El asunto se sabría inmediatamente en todos los hospitales de la zona.

¿Cuánto tiempo habría antes de que cerraran los aeropuertos? ¿Eran rnuy eficientes?

—Hágamelo saber en seguida —dijo Bernard. Cruzó la puerta y por un momento se preguntó si necesitaba llevarse algo más. Pensó que no. Tenía copias de los chapuceros diskettes de Ulam en la cartera. Tenía los organismos de Ulam en su propia sangre.

Sin lugar a dudas, eso era suficiente para tenerle ocupado bastante tiempo.

¿Gente? ¿A quién debería avisar?

¿A alguna de sus tres ex esposas? Ni siquiera sabía dónde vivían ahora. Su contable les enviaba los cheques de sus pensiones. No había manera práctica de…

¿Había alguien que realmente le importase, o alguien a quién él le importara?

Vio a Paulette en marzo por última vez. La despedida había sido amistosa.

Todo había sido amistoso. Habían dado vueltas el uno alrededor del otro como satélite y planeta, sin tocarse nunca realmente. Paulette había puesto objeciones a ser el satélite, y con mucha razón. Le había ido muy bien en su propia carrera, jefa de citotecnolía en Cetus Corporation, en Palo Alto.

Ahora que lo pensaba, había sido ella probablemente quien primero sugirió su nombre a Harrison, de Genetron. Luego se separaron. Sin duda ella había creído que se estaba comportando de un modo muy abierto y objetivo, ayudando a todos los interesados.

No podía culparla por eso. Pero nada en él le urgía a llamarla, a avisarla.

Simplemente, no era práctico.

En cuanto a su hijo, no había oído de él en los últimos cinco años. Estaba en algún lugar de China, con una beca de investigación.

Apartó esas ideas de su cabeza.

Quizá ni siquiera necesito una cámara de aislamiento pensó. Ya estoy bastante jodidamente aislado de este modo.

17

Estaban moribundos. A los pocos minutos, Edward estaba demasiado débil para moverse. La miró mientras llamaba a sus padres, a distintos hospitales, a su escuela Estaba aterrorizada ante la idea de contagiar a sus alumnos. El se imaginó una ola de noticias, y que los vendrían a buscar. El pánico. Pero Gail se calmó, se puso como aturdida, y se tendió en la cama a su lado.

Ella maldecía y luchaba, como un caballo que intenta rehacerse tras la rotura de una pata, pero el esfuerzo era inútil.

Con sus últimas fuerzas, se acercó a él, e intentaron descansar en los brazos del otro, bañados en sudor. Gail tenía los ojos cerrados, y su cara tenía el color del talco. Parecía un cadáver listo para embalsamar. Durante un momento, Edward creyó que estaba muerta, se encolerizó, odió, se sintió tremendamente culpable de su debilidad, de su lentitud en entender todas las posibilidades. Luego ya no se preocupó. Estaba demasiado débil para parpadear, así que cerró los ojos y esperó.

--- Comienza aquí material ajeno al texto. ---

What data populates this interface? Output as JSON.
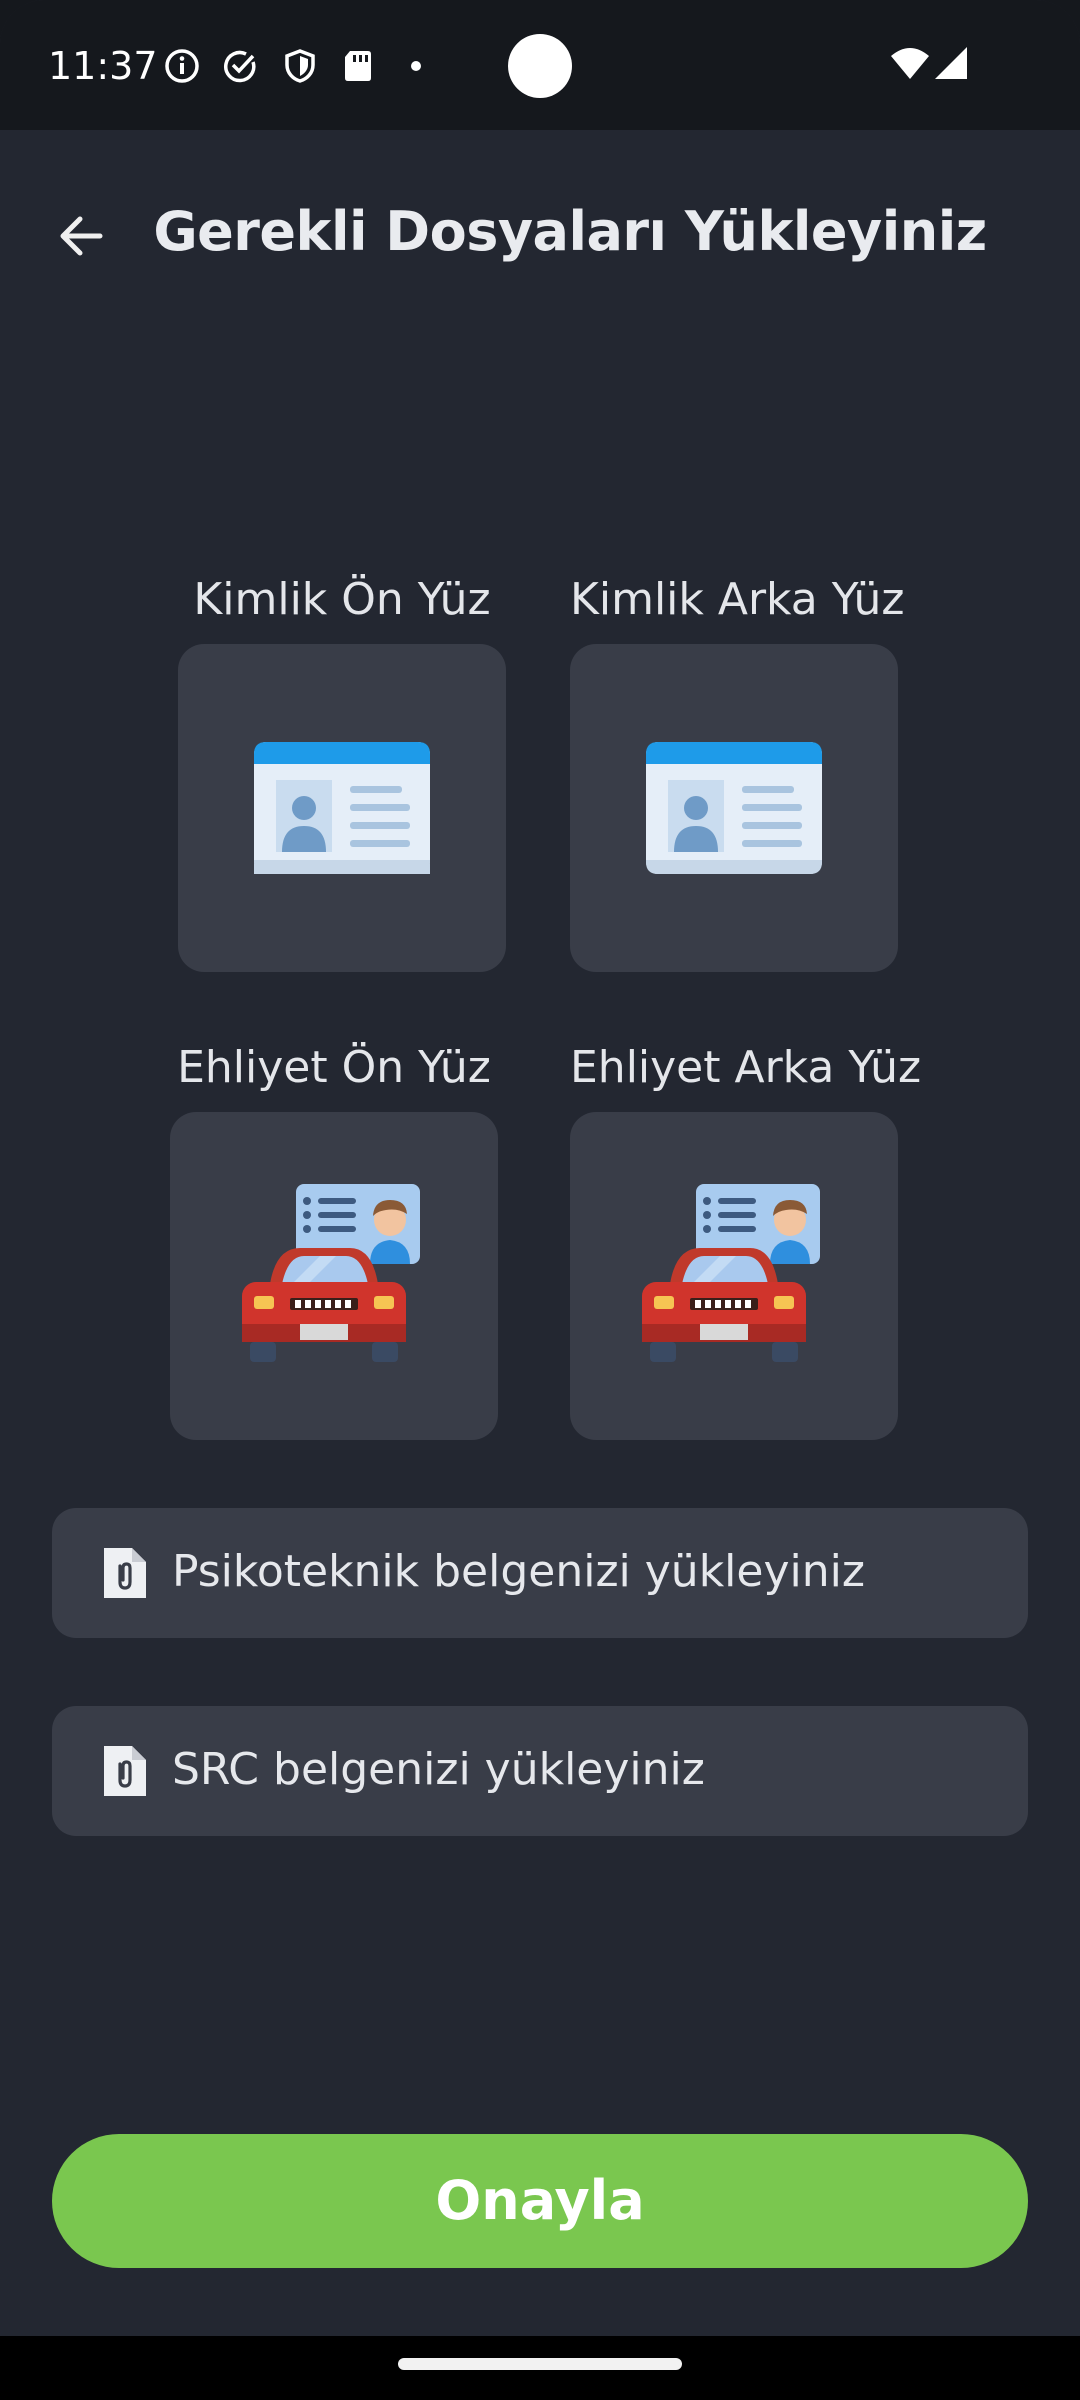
{
  "status_bar": {
    "time": "11:37",
    "icons": [
      "info-icon",
      "check-circle-icon",
      "shield-icon",
      "sd-card-icon",
      "dot-icon",
      "wifi-icon",
      "signal-icon"
    ]
  },
  "header": {
    "back_icon": "arrow-left-icon",
    "title": "Gerekli Dosyaları Yükleyiniz"
  },
  "documents": [
    {
      "label": "Kimlik Ön Yüz",
      "icon": "id-card-icon"
    },
    {
      "label": "Kimlik Arka Yüz",
      "icon": "id-card-icon"
    },
    {
      "label": "Ehliyet Ön Yüz",
      "icon": "driver-license-icon"
    },
    {
      "label": "Ehliyet Arka Yüz",
      "icon": "driver-license-icon"
    }
  ],
  "uploads": [
    {
      "label": "Psikoteknik belgenizi yükleyiniz",
      "icon": "file-attachment-icon"
    },
    {
      "label": "SRC belgenizi yükleyiniz",
      "icon": "file-attachment-icon"
    }
  ],
  "actions": {
    "confirm_label": "Onayla"
  },
  "colors": {
    "background": "#232731",
    "card": "#393d48",
    "accent_green": "#7ac74f",
    "text": "#e9ebef"
  }
}
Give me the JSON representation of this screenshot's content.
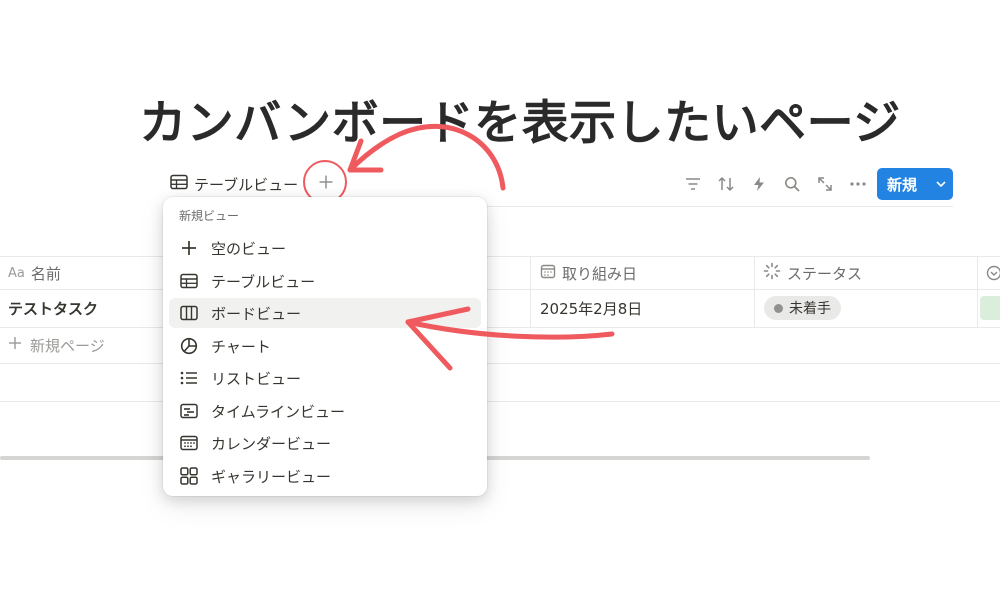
{
  "page": {
    "title": "カンバンボードを表示したいページ"
  },
  "view_tabs": {
    "active_label": "テーブルビュー",
    "add_icon": "plus-icon"
  },
  "toolbar": {
    "icons": [
      "filter-icon",
      "sort-icon",
      "automation-icon",
      "search-icon",
      "expand-icon",
      "more-icon"
    ],
    "new_button_label": "新規"
  },
  "table": {
    "columns": [
      {
        "icon": "Aa",
        "label": "名前"
      },
      {
        "icon": "calendar-icon",
        "label": "取り組み日"
      },
      {
        "icon": "status-icon",
        "label": "ステータス"
      }
    ],
    "rows": [
      {
        "name": "テストタスク",
        "date": "2025年2月8日",
        "status": "未着手"
      }
    ],
    "new_page_label": "新規ページ"
  },
  "view_menu": {
    "header": "新規ビュー",
    "items": [
      {
        "label": "空のビュー",
        "icon": "plus-icon"
      },
      {
        "label": "テーブルビュー",
        "icon": "table-icon"
      },
      {
        "label": "ボードビュー",
        "icon": "board-icon"
      },
      {
        "label": "チャート",
        "icon": "chart-icon"
      },
      {
        "label": "リストビュー",
        "icon": "list-icon"
      },
      {
        "label": "タイムラインビュー",
        "icon": "timeline-icon"
      },
      {
        "label": "カレンダービュー",
        "icon": "calendar-icon"
      },
      {
        "label": "ギャラリービュー",
        "icon": "gallery-icon"
      }
    ]
  },
  "colors": {
    "accent": "#2383e2",
    "annotation": "#ef5a5f",
    "status_dot": "#91918e"
  }
}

Había una especie de ritmo en sus brazos y piernas. A cada latido de sangre, un extraño sonido brotaba dentro de él, como si una orquesta estuviera interpretando millares de solos, pero no al unísono; tocando sinfonías completas a la vez. Música en la sangre. La sensación se hizo más coordinada; las cadenas de ondas se acallaron finalmente, luego se separaron en latidos armónicos.

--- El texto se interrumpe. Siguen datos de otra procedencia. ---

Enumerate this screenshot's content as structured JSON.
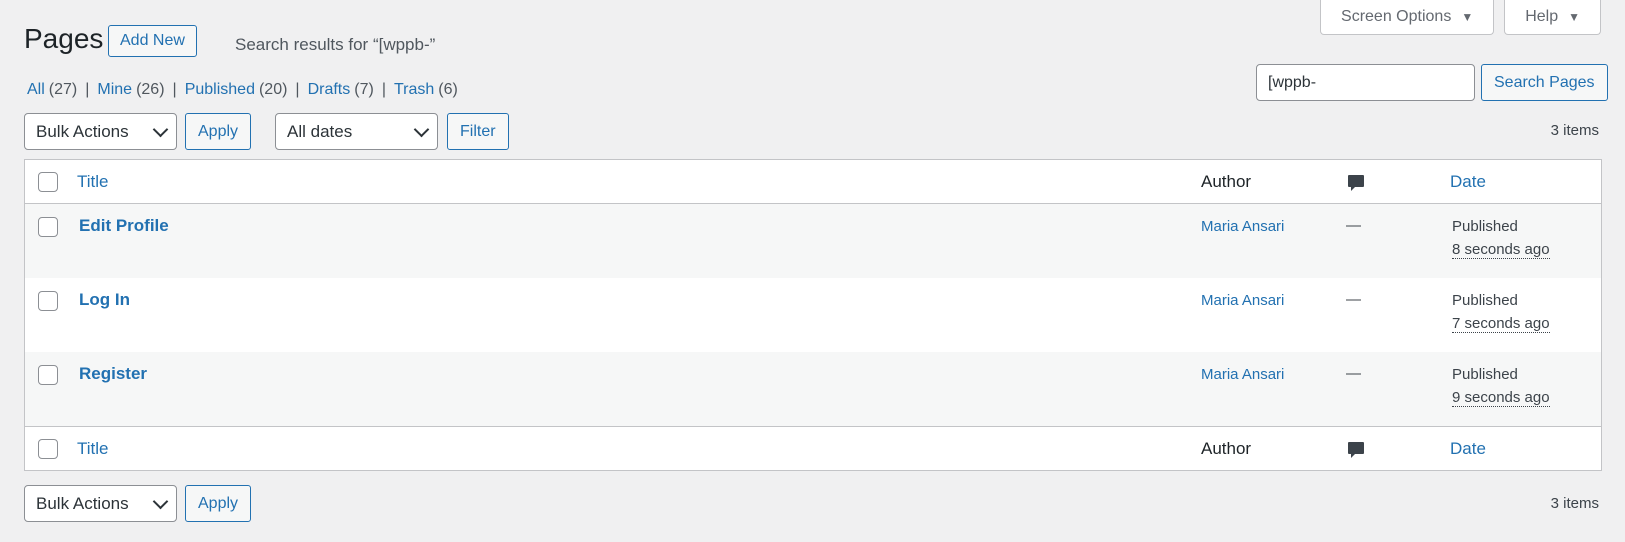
{
  "screen_meta": {
    "screen_options_label": "Screen Options",
    "help_label": "Help"
  },
  "heading": {
    "title": "Pages",
    "add_new_label": "Add New",
    "subtitle": "Search results for “[wppb-”"
  },
  "views": [
    {
      "label": "All",
      "count": "(27)"
    },
    {
      "label": "Mine",
      "count": "(26)"
    },
    {
      "label": "Published",
      "count": "(20)"
    },
    {
      "label": "Drafts",
      "count": "(7)"
    },
    {
      "label": "Trash",
      "count": "(6)"
    }
  ],
  "search": {
    "value": "[wppb-",
    "button_label": "Search Pages"
  },
  "tablenav_top": {
    "bulk_actions": "Bulk Actions",
    "apply_label": "Apply",
    "dates": "All dates",
    "filter_label": "Filter",
    "items": "3 items"
  },
  "table": {
    "columns": {
      "title": "Title",
      "author": "Author",
      "date": "Date"
    },
    "rows": [
      {
        "title": "Edit Profile",
        "author": "Maria Ansari",
        "comments": "—",
        "status": "Published",
        "ago": "8 seconds ago"
      },
      {
        "title": "Log In",
        "author": "Maria Ansari",
        "comments": "—",
        "status": "Published",
        "ago": "7 seconds ago"
      },
      {
        "title": "Register",
        "author": "Maria Ansari",
        "comments": "—",
        "status": "Published",
        "ago": "9 seconds ago"
      }
    ]
  },
  "tablenav_bottom": {
    "bulk_actions": "Bulk Actions",
    "apply_label": "Apply",
    "items": "3 items"
  },
  "colors": {
    "link": "#2271b1",
    "background": "#f0f0f1",
    "alt_row": "#f6f7f7"
  },
  "icons": {
    "comments": "comment-bubble-icon",
    "dropdown": "chevron-down-icon",
    "toggle": "triangle-down-icon"
  }
}
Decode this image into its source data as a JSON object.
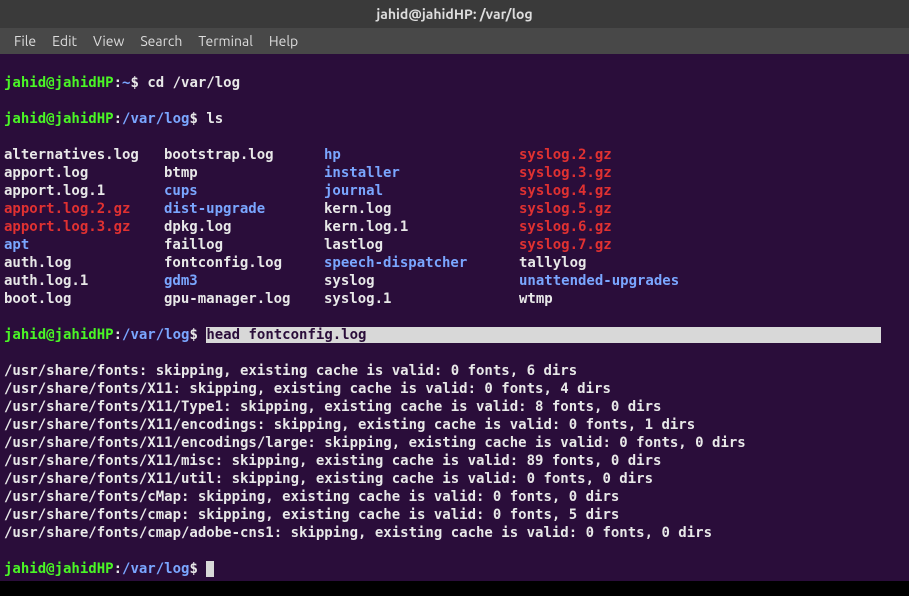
{
  "titlebar": {
    "text": "jahid@jahidHP: /var/log"
  },
  "menu": {
    "file": "File",
    "edit": "Edit",
    "view": "View",
    "search": "Search",
    "terminal": "Terminal",
    "help": "Help"
  },
  "prompt1": {
    "userhost": "jahid@jahidHP",
    "colon": ":",
    "path": "~",
    "dollar": "$ ",
    "cmd": "cd /var/log"
  },
  "prompt2": {
    "userhost": "jahid@jahidHP",
    "colon": ":",
    "path": "/var/log",
    "dollar": "$ ",
    "cmd": "ls"
  },
  "ls": {
    "rows": [
      [
        {
          "text": "alternatives.log",
          "cls": "white"
        },
        {
          "text": "bootstrap.log",
          "cls": "white"
        },
        {
          "text": "hp",
          "cls": "blue"
        },
        {
          "text": "syslog.2.gz",
          "cls": "red"
        }
      ],
      [
        {
          "text": "apport.log",
          "cls": "white"
        },
        {
          "text": "btmp",
          "cls": "white"
        },
        {
          "text": "installer",
          "cls": "blue"
        },
        {
          "text": "syslog.3.gz",
          "cls": "red"
        }
      ],
      [
        {
          "text": "apport.log.1",
          "cls": "white"
        },
        {
          "text": "cups",
          "cls": "blue"
        },
        {
          "text": "journal",
          "cls": "blue"
        },
        {
          "text": "syslog.4.gz",
          "cls": "red"
        }
      ],
      [
        {
          "text": "apport.log.2.gz",
          "cls": "red"
        },
        {
          "text": "dist-upgrade",
          "cls": "blue"
        },
        {
          "text": "kern.log",
          "cls": "white"
        },
        {
          "text": "syslog.5.gz",
          "cls": "red"
        }
      ],
      [
        {
          "text": "apport.log.3.gz",
          "cls": "red"
        },
        {
          "text": "dpkg.log",
          "cls": "white"
        },
        {
          "text": "kern.log.1",
          "cls": "white"
        },
        {
          "text": "syslog.6.gz",
          "cls": "red"
        }
      ],
      [
        {
          "text": "apt",
          "cls": "blue"
        },
        {
          "text": "faillog",
          "cls": "white"
        },
        {
          "text": "lastlog",
          "cls": "white"
        },
        {
          "text": "syslog.7.gz",
          "cls": "red"
        }
      ],
      [
        {
          "text": "auth.log",
          "cls": "white"
        },
        {
          "text": "fontconfig.log",
          "cls": "white"
        },
        {
          "text": "speech-dispatcher",
          "cls": "blue"
        },
        {
          "text": "tallylog",
          "cls": "white"
        }
      ],
      [
        {
          "text": "auth.log.1",
          "cls": "white"
        },
        {
          "text": "gdm3",
          "cls": "blue"
        },
        {
          "text": "syslog",
          "cls": "white"
        },
        {
          "text": "unattended-upgrades",
          "cls": "blue"
        }
      ],
      [
        {
          "text": "boot.log",
          "cls": "white"
        },
        {
          "text": "gpu-manager.log",
          "cls": "white"
        },
        {
          "text": "syslog.1",
          "cls": "white"
        },
        {
          "text": "wtmp",
          "cls": "white"
        }
      ]
    ]
  },
  "prompt3": {
    "userhost": "jahid@jahidHP",
    "colon": ":",
    "path": "/var/log",
    "dollar": "$ ",
    "cmd_hl": "head fontconfig.log"
  },
  "output": {
    "lines": [
      "/usr/share/fonts: skipping, existing cache is valid: 0 fonts, 6 dirs",
      "/usr/share/fonts/X11: skipping, existing cache is valid: 0 fonts, 4 dirs",
      "/usr/share/fonts/X11/Type1: skipping, existing cache is valid: 8 fonts, 0 dirs",
      "/usr/share/fonts/X11/encodings: skipping, existing cache is valid: 0 fonts, 1 dirs",
      "/usr/share/fonts/X11/encodings/large: skipping, existing cache is valid: 0 fonts, 0 dirs",
      "/usr/share/fonts/X11/misc: skipping, existing cache is valid: 89 fonts, 0 dirs",
      "/usr/share/fonts/X11/util: skipping, existing cache is valid: 0 fonts, 0 dirs",
      "/usr/share/fonts/cMap: skipping, existing cache is valid: 0 fonts, 0 dirs",
      "/usr/share/fonts/cmap: skipping, existing cache is valid: 0 fonts, 5 dirs",
      "/usr/share/fonts/cmap/adobe-cns1: skipping, existing cache is valid: 0 fonts, 0 dirs"
    ]
  },
  "prompt4": {
    "userhost": "jahid@jahidHP",
    "colon": ":",
    "path": "/var/log",
    "dollar": "$ "
  }
}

Los latidos se mezclaron con el sonido de su propio corazón.

Ninguno de los dos tuvo sensación alguna del paso del tiempo. Pudieron pasar varios días antes de que recobrara suficiente fuerza para llegar al grifo del cuarto de baño. Bebió hasta que no cupo más en su estómago, y volvió con un vaso de agua. Levantó la cabeza de Gail y le llevó el vaso a los labios. Bebió un sorbo.